Introduction: Heineken Keg Bicycle Basket
Step 1: Materials
1 belt of your choice
2 sets of any small nuts/bolts/washer (I used 3mm diameter threads) - these will attach the belt to the keg
1 set of larger nut/bolt/washer (I used 6mm diameter thread) - this will clamp the belt
3 large zip ties
1 large rubber band or old tire tube
1 angle grinder
1 dremel-like tool for finishing (you can do everything with a dremel, but it will take loooonger)
Step 2: Making
Empty your keg. You might want to do this one day before, as you will be using power tools and want to keep your fingers.
Take all the pressure off the keg and punch a hole or make a cut on the top (where the dispenser is) with your weapon of choice. Remember that grinding will add heat and pressure before you puncture the keg.
Get the green plastic ring off. I achieved minimal damage to the keg inserting many zip ties between the ring and the keg with the help of a screwdriver, until I could pull the ring off.
Use an angle grinder (or a dremel) to grind the inside of the top lid (see picture). Try to keep the grinding disc almost parallel to the top lid for best results. Pop the lid off and scrap the magic parts inside (don't tell anyone what's there).
As the logo will face forward, drill 2 holes on the top ring of the keg for the small screws (make them about 1cm apart). Grind a slot for the belt right below the holes.
Drill 1 hole at the bottom back of the keg, wide enough for your zip tie. I also recommend to grind a drain slot to avoid accumulation of water, right next to the hole (picture).
Cut a piece of the belt of (at least) 25cm. Required size may vary according to your bike.
Split the belt in two ends starting from the midpoint.
Punch (or drill) holes on each one of the 3 ends. On the wider end, punch another hole about 4 to 5 centimeters apart from the first hole.
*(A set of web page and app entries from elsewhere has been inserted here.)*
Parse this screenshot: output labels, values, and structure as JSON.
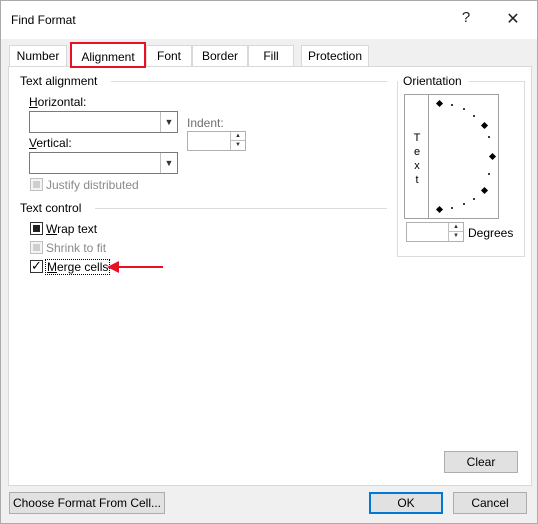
{
  "window": {
    "title": "Find Format",
    "help": "?",
    "close": "✕"
  },
  "tabs": [
    "Number",
    "Alignment",
    "Font",
    "Border",
    "Fill",
    "Protection"
  ],
  "text_alignment": {
    "section": "Text alignment",
    "horizontal": {
      "label_u": "H",
      "label_rest": "orizontal:",
      "value": ""
    },
    "vertical": {
      "label_u": "V",
      "label_rest": "ertical:",
      "value": ""
    },
    "indent": {
      "label": "Indent:",
      "value": ""
    },
    "justify_distributed": "Justify distributed"
  },
  "text_control": {
    "section": "Text control",
    "wrap_text": {
      "label_u": "W",
      "label_rest": "rap text",
      "state": "indeterminate"
    },
    "shrink_to_fit": {
      "label": "Shrink to fit",
      "state": "disabled"
    },
    "merge_cells": {
      "label_u": "M",
      "label_rest": "erge cells",
      "checked": true
    }
  },
  "orientation": {
    "section": "Orientation",
    "vertical_text": [
      "T",
      "e",
      "x",
      "t"
    ],
    "degrees_label": "Degrees",
    "degrees_value": ""
  },
  "buttons": {
    "clear": "Clear",
    "choose_format": "Choose Format From Cell...",
    "ok": "OK",
    "cancel": "Cancel"
  },
  "colors": {
    "annotation_red": "#e81123",
    "primary_border": "#0078d7"
  }
}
Slide the belt into the upper slot on the keg. Mark where you drilled holes on the keg for the small screws. Punch 2 holes on the belt for them. In my bike, those 2 holes are 5,5cm away from the second hole on the wider side of the belt.
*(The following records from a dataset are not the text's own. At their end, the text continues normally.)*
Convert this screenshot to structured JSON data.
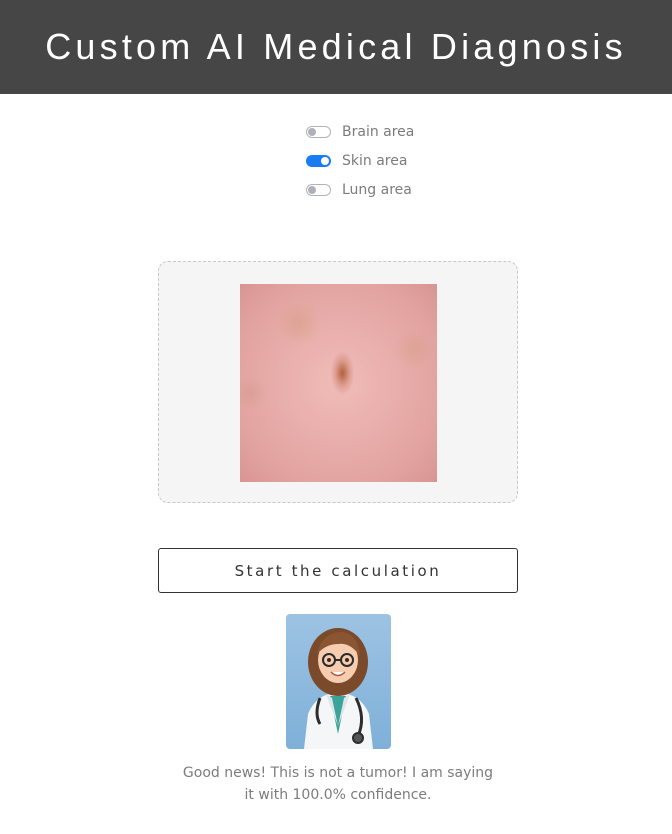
{
  "header": {
    "title": "Custom AI Medical Diagnosis"
  },
  "areas": [
    {
      "label": "Brain area",
      "selected": false
    },
    {
      "label": "Skin area",
      "selected": true
    },
    {
      "label": "Lung area",
      "selected": false
    }
  ],
  "upload": {
    "image_subject": "skin lesion photo"
  },
  "actions": {
    "start_label": "Start the calculation"
  },
  "assistant": {
    "avatar_subject": "cartoon doctor with glasses and stethoscope",
    "message_line1": "Good news! This is not a tumor! I am saying",
    "message_line2": "it with 100.0% confidence."
  },
  "colors": {
    "header_bg": "#464646",
    "toggle_on": "#1a7cf5",
    "toggle_off": "#aeb2b6",
    "text_muted": "#7c7c7c"
  }
}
Attach the belt to the keg with 2 sets of the smaller bolts/nuts/washers.
Now the tough part: attaching the keg to the bike.
Step 3: Attaching
Warning: this is the tricky part. Also, you may want to adapt your project with some protective bits if you want to keep your bike scratch free (I haven't had such concern in my mind).
The pictures and your observation will help you more on this step than a description.
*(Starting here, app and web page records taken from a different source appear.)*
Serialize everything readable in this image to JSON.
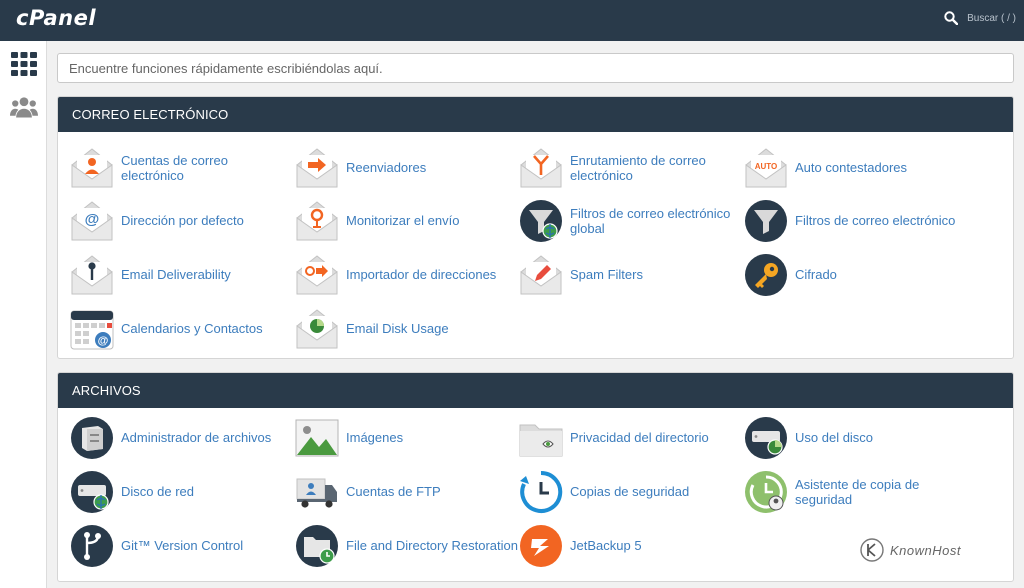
{
  "header": {
    "logo": "cPanel",
    "search_label": "Buscar ( / )"
  },
  "quick_search": {
    "placeholder": "Encuentre funciones rápidamente escribiéndolas aquí."
  },
  "sections": {
    "email": {
      "title": "CORREO ELECTRÓNICO",
      "items": [
        {
          "label": "Cuentas de correo electrónico"
        },
        {
          "label": "Reenviadores"
        },
        {
          "label": "Enrutamiento de correo electrónico"
        },
        {
          "label": "Auto contestadores"
        },
        {
          "label": "Dirección por defecto"
        },
        {
          "label": "Monitorizar el envío"
        },
        {
          "label": "Filtros de correo electrónico global"
        },
        {
          "label": "Filtros de correo electrónico"
        },
        {
          "label": "Email Deliverability"
        },
        {
          "label": "Importador de direcciones"
        },
        {
          "label": "Spam Filters"
        },
        {
          "label": "Cifrado"
        },
        {
          "label": "Calendarios y Contactos"
        },
        {
          "label": "Email Disk Usage"
        }
      ]
    },
    "files": {
      "title": "ARCHIVOS",
      "items": [
        {
          "label": "Administrador de archivos"
        },
        {
          "label": "Imágenes"
        },
        {
          "label": "Privacidad del directorio"
        },
        {
          "label": "Uso del disco"
        },
        {
          "label": "Disco de red"
        },
        {
          "label": "Cuentas de FTP"
        },
        {
          "label": "Copias de seguridad"
        },
        {
          "label": "Asistente de copia de seguridad"
        },
        {
          "label": "Git™ Version Control"
        },
        {
          "label": "File and Directory Restoration"
        },
        {
          "label": "JetBackup 5"
        }
      ]
    }
  },
  "icon_text": {
    "auto": "AUTO",
    "at": "@"
  },
  "watermark": "KnownHost",
  "colors": {
    "header_bg": "#293a4a",
    "link": "#3d7dbd",
    "accent_orange": "#f26522",
    "navy": "#293a4a"
  }
}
The important things I have observed from doing all this twice are:
1 - you want to position the keg in a manner that, after attaching the belt, the keg is held with its bottom lid almost facing forward (a secret zip tie will help you after you finished placing the large bolt on the belt - see pictures).
2 - after attaching the belt to the bike, you will force the keg down, gently crumbling the "shoulder" of the keg under the handlebar support.
3 - the bottom zip tie, held by an old tire tube piece, will force the keg to stay in place.
4 - It is perfectly possible to have a stable keg-basket this way (with no bottom support, only a bottom pulling force). I have about 50 km of fully loaded ride on my first keg, and it is still pretty tightly held in place.
5 - On my first attempt I added a piece of a tire above the fork to protect the frame against the keg possibly hitting its bottom against it. As it did not happen, I'm not using this protection on my second bike (the black).
I did this on a rush to spread the joy, so I probably won't be able to make any feedback-related adjustments soon. I'll be happy to receive any comments or observations tough.